14 de agosto de 2026 - 18:46

La capacidad instalada de la industria rebotó en junio: la brecha entre los sectores que crecen y los que se hunden

Datos del Indec muestran un leve avance interanual del 0,2%. A pesar del rebote mensual, el 40% del potencial del país se mantiene sin utilizar por el freno de la demanda interna.

La utilización de la capacidad instalada en la industria argentina se ubicó en el 59,1% durante junio, según los últimos datos oficiales relevados por el Instituto Nacional de Estadística y Censos (INDEC).

El registro representa una mejora de 0,2 puntos porcentuales en la comparación interanual frente al 58,9% registrado en el mismo mes de 2025. Asimismo, en la medición intermensual se consolidó un rebote de 0,8 puntos con respecto a mayo de este año, cuando el indicador había descendido al 58,3%.

A pesar de esta tendencia positiva en el margen, las cifras generales continúan exhibiendo un escenario de debilidad estructural en términos históricos. El dato central del informe revela que un 40,9% del potencial productivo de las plantas industriales del país permaneció ocioso en junio, reflejando las consecuencias de una demanda interna deprimida y la retracción en diversos rubros.

De los 12 bloques sectoriales analizados por el organismo oficial, la brecha de rendimiento fue sumamente dispar: siete sectores lograron mejoras interanuales, mientras que los cinco restantes sufrieron caídas en su nivel de actividad.

Los motores del repunte: energía, siderurgia y agro

El tenue avance general de la actividad fabril durante el sexto mes del año estuvo concentrado y sostenido por un puñado de sectores clave vinculados a la exportación y el procesamiento de materias primas.

La refinación de petróleo se consolidó como el rubro con mayor dinamismo de toda la industria, alcanzando un nivel de utilización del 86,7% frente al 83,2% anotado en junio de 2025. Esta mejora estuvo directamente apalancada por un mayor procesamiento de crudo en las destilerías.

Le siguieron en rendimiento las industrias metálicas básicas, que operaron al 68,7% de su capacidad instalada.
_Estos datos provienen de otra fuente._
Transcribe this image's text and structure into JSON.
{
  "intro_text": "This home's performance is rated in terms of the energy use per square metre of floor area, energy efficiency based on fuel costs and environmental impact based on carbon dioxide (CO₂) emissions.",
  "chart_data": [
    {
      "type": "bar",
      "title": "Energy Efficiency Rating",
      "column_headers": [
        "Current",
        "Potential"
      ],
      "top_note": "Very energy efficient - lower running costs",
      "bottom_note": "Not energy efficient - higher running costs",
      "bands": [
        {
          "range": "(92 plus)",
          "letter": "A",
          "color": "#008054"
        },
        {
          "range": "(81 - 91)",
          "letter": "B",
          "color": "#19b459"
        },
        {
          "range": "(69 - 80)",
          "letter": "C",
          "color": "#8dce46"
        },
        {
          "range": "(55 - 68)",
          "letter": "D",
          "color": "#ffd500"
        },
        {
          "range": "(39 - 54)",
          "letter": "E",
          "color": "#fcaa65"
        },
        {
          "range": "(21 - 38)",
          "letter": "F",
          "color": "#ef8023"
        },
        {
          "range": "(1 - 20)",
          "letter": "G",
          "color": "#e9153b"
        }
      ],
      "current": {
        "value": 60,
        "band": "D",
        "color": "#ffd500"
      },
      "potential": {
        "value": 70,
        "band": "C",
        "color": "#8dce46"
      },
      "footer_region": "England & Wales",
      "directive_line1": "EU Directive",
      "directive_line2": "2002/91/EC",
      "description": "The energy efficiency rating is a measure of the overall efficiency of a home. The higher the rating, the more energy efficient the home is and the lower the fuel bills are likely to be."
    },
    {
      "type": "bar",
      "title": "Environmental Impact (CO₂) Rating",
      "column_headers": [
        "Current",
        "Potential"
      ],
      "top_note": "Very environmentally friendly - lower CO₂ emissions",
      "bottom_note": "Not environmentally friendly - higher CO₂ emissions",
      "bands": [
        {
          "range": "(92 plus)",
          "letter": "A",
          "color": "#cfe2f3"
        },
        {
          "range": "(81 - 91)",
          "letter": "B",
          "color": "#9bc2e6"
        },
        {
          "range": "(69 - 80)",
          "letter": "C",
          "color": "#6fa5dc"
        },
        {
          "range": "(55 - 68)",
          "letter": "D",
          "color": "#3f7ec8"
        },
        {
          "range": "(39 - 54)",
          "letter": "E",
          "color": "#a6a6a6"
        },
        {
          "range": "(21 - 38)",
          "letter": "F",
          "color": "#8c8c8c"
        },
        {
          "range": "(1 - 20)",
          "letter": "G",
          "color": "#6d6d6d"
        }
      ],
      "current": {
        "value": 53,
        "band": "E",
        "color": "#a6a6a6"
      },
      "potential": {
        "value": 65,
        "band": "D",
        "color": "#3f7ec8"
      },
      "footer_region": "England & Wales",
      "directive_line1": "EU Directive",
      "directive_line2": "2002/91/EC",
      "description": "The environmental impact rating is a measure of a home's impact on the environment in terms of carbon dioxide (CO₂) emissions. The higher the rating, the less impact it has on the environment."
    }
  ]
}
Este sector mostró un salto significativo frente al 64,3% del año anterior, traccionado por un aumento interanual del 8,2% en la producción de acero crudo, según cifras de la Cámara Argentina del Acero.

Por su parte, la industria de alimentos y bebidas escaló al 64,4% (desde un 62,7% previo). Detrás de esta recuperación se ubicó la elaboración de aceites y subproductos de soja creció un 3,1%, mientras que la de girasol experimentó un fuerte incremento del 15,6% interanual.

Sectores en crisis

El bloque de productos de caucho y plástico registró la menor tasa de utilización de todo el entramado industrial, operando a apenas un 41%. Casi en el mismo nivel crítico se ubicó la metalmecánica (excepto automotores), que utilizó el 41,5% de sus recursos instalados, retrocediendo frente al 45,6% (o 45,9% según segmentaciones interanuales) registrado un año atrás.

De acuerdo al INDEC, este retroceso se vincula directamente a la parálisis en la fabricación de maquinaria agropecuaria y de aparatos de uso doméstico, con una caída del 22,9%.

La industria automotriz también encendió alarmas al registrar una de las mayores caídas del último año: operó a solo un 45,5% de su capacidad, lo que representa una contracción de 6,5 puntos porcentuales en comparación con el 52% registrado en junio del año anterior.